USES: The disease resistance and high biomass production of this species makes it well suited for streambank restoration, riparian buffers, privacy hedges, bovine fodder, biomass plantations, and ornamental plantings.
The above information has been adapted from the following publication: willow.cals.cornell.edu/Resources/Fact%20Sheets/S25%20new%202010_08_03.pdf
Young growth is tinged red and turn to fresh green with stipules clasping the base of the petiole.
Unfertilized female catkins with pinkish stigmas and hairy pedicels (stems that hold the female flower parts) make an appealing show. Mid-May.
Stipules and young shoots as they appear in mid-summer.

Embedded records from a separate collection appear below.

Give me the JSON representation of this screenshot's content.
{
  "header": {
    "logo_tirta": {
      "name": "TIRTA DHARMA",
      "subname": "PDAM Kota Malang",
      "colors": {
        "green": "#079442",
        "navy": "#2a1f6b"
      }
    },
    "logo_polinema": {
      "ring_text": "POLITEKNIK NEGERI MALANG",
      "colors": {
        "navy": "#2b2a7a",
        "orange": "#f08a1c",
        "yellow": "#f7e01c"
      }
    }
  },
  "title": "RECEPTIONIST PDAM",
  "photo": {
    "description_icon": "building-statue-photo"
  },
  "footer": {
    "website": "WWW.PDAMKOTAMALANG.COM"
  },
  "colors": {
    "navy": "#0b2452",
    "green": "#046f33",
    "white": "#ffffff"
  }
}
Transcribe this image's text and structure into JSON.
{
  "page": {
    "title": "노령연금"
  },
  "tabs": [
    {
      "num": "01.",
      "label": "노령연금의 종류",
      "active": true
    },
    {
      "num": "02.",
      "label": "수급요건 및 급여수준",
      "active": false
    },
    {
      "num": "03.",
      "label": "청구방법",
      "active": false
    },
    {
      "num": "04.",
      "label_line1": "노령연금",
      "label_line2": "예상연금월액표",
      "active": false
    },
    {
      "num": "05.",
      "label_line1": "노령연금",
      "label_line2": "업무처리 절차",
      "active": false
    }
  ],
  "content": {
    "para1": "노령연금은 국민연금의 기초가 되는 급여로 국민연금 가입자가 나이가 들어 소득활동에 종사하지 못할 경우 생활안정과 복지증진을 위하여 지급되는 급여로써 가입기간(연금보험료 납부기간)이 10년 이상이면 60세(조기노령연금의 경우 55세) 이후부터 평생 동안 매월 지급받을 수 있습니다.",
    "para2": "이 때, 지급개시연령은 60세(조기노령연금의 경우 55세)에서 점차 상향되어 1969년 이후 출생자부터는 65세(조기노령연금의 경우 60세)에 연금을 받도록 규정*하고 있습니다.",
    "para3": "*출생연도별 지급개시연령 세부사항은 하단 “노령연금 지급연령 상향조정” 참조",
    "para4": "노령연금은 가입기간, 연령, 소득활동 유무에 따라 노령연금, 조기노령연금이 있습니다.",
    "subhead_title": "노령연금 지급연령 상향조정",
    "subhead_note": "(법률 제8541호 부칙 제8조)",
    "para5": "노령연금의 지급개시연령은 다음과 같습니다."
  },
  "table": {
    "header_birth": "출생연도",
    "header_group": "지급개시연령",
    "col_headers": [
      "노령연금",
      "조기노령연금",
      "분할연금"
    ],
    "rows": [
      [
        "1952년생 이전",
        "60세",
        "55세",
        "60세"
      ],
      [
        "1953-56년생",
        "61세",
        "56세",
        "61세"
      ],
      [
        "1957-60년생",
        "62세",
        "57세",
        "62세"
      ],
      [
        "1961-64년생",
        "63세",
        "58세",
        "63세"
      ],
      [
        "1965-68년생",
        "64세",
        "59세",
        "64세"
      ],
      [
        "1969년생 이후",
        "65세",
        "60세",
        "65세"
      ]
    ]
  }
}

By mid-April all remains of the leaves, stipules and hairy stems have disappeared.
A young plant with new growth on a coppiced one-year old plant. Mid-June.
Masses of female catkin appear all along the stems of the previous year's growth.
In October, flower buds for the following year develop at the base of the leaf petioles.
Young growth has densely hairy stems. At right, stipules clasp the base of the leaf petiole
An unpruned two-year-old stock plant in the lower nursery. Everything else was coppiced in this area.
This leaf is 9in long. Upper surface above,
lower surface below, both green.
A plant the same age as the photo at left,
Young, vigorous foliage of coppiced growth; red tinged new growth characteristic of the species.
Densely wooly stems and pedicels, with ovaries turning brown. Mid-May.
In our stock of Salix S25 'Vigorella', there were two guys who had all the same chacteristics as the gals, but with male catkins: vigour, long straight rods and extremely free flowering. Now we have to decide if we should list this as well?